La planification successorale pour les familles recomposées
Andi Berger

« Il faut une planification plus précise pour s’assurer que les actifs sont distribués de la manière convenue, explique-t-elle. Dans les familles recomposées, on n’a pas le lien familial qui existait avec la famille d’origine, et tout est donc en place pour que se créent des conflits et des situations émotionnelles. Je parle donc à mes clients de façon à ce qu’ils prennent leurs dispositions pour éviter ces pièges. »

La première étape est de rédiger un nouveau testament dès que possible après que le nouveau mariage est devenu officiel. C’est parce que généralement parlant, tout testament avant le remariage est automatiquement révoqué, dit Frank DiPietro, directeur de la planification financière et fiscale à Placements Mackenzie. Ne pas rédiger un nouveau testament signifiera que le client remarié est considéré décédé intestat (sans testament).

Quant à rédiger le nouveau testament, il n’est pas recommandé de simplement tout laisser au nouveau conjoint dans le cas de familles recomposées où il y a des enfants d’une première relation des deux côtés, fait remarquer M. DiPietro. La plupart des époux veulent voir leurs enfants respectifs recevoir au moins une portion de leurs actifs.

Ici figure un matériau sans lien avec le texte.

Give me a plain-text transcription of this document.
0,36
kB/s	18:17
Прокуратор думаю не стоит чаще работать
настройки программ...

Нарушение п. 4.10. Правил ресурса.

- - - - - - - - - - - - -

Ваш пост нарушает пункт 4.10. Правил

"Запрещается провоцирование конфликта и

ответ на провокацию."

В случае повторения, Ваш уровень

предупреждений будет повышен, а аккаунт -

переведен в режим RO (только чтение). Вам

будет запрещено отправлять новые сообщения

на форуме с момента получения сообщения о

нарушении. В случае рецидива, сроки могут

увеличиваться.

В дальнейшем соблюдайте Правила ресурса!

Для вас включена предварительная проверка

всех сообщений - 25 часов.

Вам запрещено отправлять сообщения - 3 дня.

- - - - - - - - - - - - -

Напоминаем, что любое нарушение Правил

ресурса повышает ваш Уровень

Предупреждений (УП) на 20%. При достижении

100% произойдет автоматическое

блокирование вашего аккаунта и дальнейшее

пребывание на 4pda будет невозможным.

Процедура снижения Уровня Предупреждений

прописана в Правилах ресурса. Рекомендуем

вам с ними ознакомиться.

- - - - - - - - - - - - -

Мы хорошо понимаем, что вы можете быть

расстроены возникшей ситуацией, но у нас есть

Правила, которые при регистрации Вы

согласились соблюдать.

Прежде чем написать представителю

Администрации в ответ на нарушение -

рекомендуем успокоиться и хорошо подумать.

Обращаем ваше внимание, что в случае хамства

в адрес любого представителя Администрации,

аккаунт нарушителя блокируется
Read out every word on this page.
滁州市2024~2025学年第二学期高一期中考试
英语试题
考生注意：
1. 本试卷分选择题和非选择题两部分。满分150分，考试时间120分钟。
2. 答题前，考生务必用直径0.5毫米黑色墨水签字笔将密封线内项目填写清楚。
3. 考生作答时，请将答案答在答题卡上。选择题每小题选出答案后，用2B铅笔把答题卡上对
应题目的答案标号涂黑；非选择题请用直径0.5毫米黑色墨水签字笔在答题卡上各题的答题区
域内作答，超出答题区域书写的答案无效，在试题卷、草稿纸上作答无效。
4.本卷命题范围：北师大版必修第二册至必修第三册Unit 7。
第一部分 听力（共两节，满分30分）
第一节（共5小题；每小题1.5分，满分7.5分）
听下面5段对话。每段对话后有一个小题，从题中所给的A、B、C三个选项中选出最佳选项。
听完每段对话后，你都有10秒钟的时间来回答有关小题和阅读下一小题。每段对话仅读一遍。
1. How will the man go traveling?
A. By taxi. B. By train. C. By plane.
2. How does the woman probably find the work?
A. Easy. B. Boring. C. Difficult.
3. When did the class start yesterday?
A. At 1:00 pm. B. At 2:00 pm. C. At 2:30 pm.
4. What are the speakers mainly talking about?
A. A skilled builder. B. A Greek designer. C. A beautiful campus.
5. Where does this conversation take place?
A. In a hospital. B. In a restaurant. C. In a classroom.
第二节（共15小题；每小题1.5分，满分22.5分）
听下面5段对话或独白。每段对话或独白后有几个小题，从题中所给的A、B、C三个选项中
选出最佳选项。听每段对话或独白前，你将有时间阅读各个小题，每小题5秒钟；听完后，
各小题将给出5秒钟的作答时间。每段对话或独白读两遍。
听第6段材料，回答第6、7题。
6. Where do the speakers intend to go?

Certains peuvent croire que nommer le nouvel époux survivant héritier de tous les actifs simplifie le processus. On présume alors que le nouveau conjoint donnera à tous les enfants leur part d’actifs. Mais cela ne peut pas être garanti, puisque l’héritier sera légalement autorisé à utiliser les actifs comme il l’entend, fait remarquer M. DiPietro. Par exemple, que se passe-t-il si le conjoint survivant favorise ses propres enfants par rapport à ceux du conjoint décédé? Dans ce cas, il n’y aurait rien qui « empêche le nouvel époux de complètement priver de leurs droits les enfants de la première relation, et c’est ce qu’il faut éviter », dit M. DiPietro.

Une meilleure idée est d’établir des stratégies de planification successorale qui protègent le conjoint, mais aussi les actifs des enfants. M. DiPietro cite les fiducies conjugales comme moyen pour les familles recomposées d’atteindre ces deux objectifs. Ce système fonctionne de la façon suivante : une fiducie conjugale pourrait être établie dans le testament et devenir effective à la date du décès. Si un époux décède, les actifs seront transférés à la fiducie. L’époux survivant sera nommé bénéficiaire du revenu, et personne d’autre que l’époux survivant ne peut avoir accès au capital de la fiducie. « Donc, lorsque le dernier époux survivant décède, certains ou tous les actifs pourront être octroyés aux enfants d’un mariage précédent », dit M. DiPietro.

Mme deGraaf Hastings comprend bien la dynamique des familles recomposées de par sa situation personnelle. Son mari et elle ont chacun un enfant d’une relation précédente. Lorsqu’ils sont allés rédiger leurs testaments, son avocat lui a parlé de la succession de son entreprise. « Il voulait savoir si je voulais que mon entreprise soit traitée différemment de mes actifs personnels », dit-elle.

En évoquant la planification successorale auprès de ses clients de familles recomposées, Mme deGraaf Hastings organise souvent des réunions familiales. Elle veut comprendre les problèmes des clients : depuis combien de temps le couple est ensemble, s’ils étaient ensemble durant les années scolaires des enfants, et ainsi de suite. « Il s’agit de respecter tout le monde et de s’assurer que personne n’est ignoré, dit-elle. Je peux aborder des questions difficiles pour les familles. Il vaut bien mieux avoir ces discussions lorsque les parents sont en vie qu’à la lecture du testament, lorsque les parents ne sont plus là pour s’expliquer ».

Mme deGraaf Hastings suggère parfois de nommer un bénéficiaire irrévocable dans des comptes comme un fonds enregistré de revenu de retraite. Si Frank possède un FERR, par exemple, il peut nommer sa femme Maria comme successeur/titulaire et ses enfants d’un premier mariage comme bénéficiaires irrévocables. Lorsque Frank décèdera, Maria devient la bénéficiaire du FERR. Et lorsqu’elle décèdera, les actifs de la pension seront automatiquement transférés aux enfants. « J’aime bien que les deux époux profitent de leur argent durant leur vie, mais au moins les actifs seront transférés à ses enfants », explique-t-elle.

L’assurance vie peut jouer un rôle égalisateur dans un testament entre l’époux survivant et les enfants, ajoute-t-elle.

Enfin, les clients devraient passer en revue toutes les désignations de leurs bénéficiaires et toutes les procurations pour s’assurer qu’elles reflètent bien leurs intentions.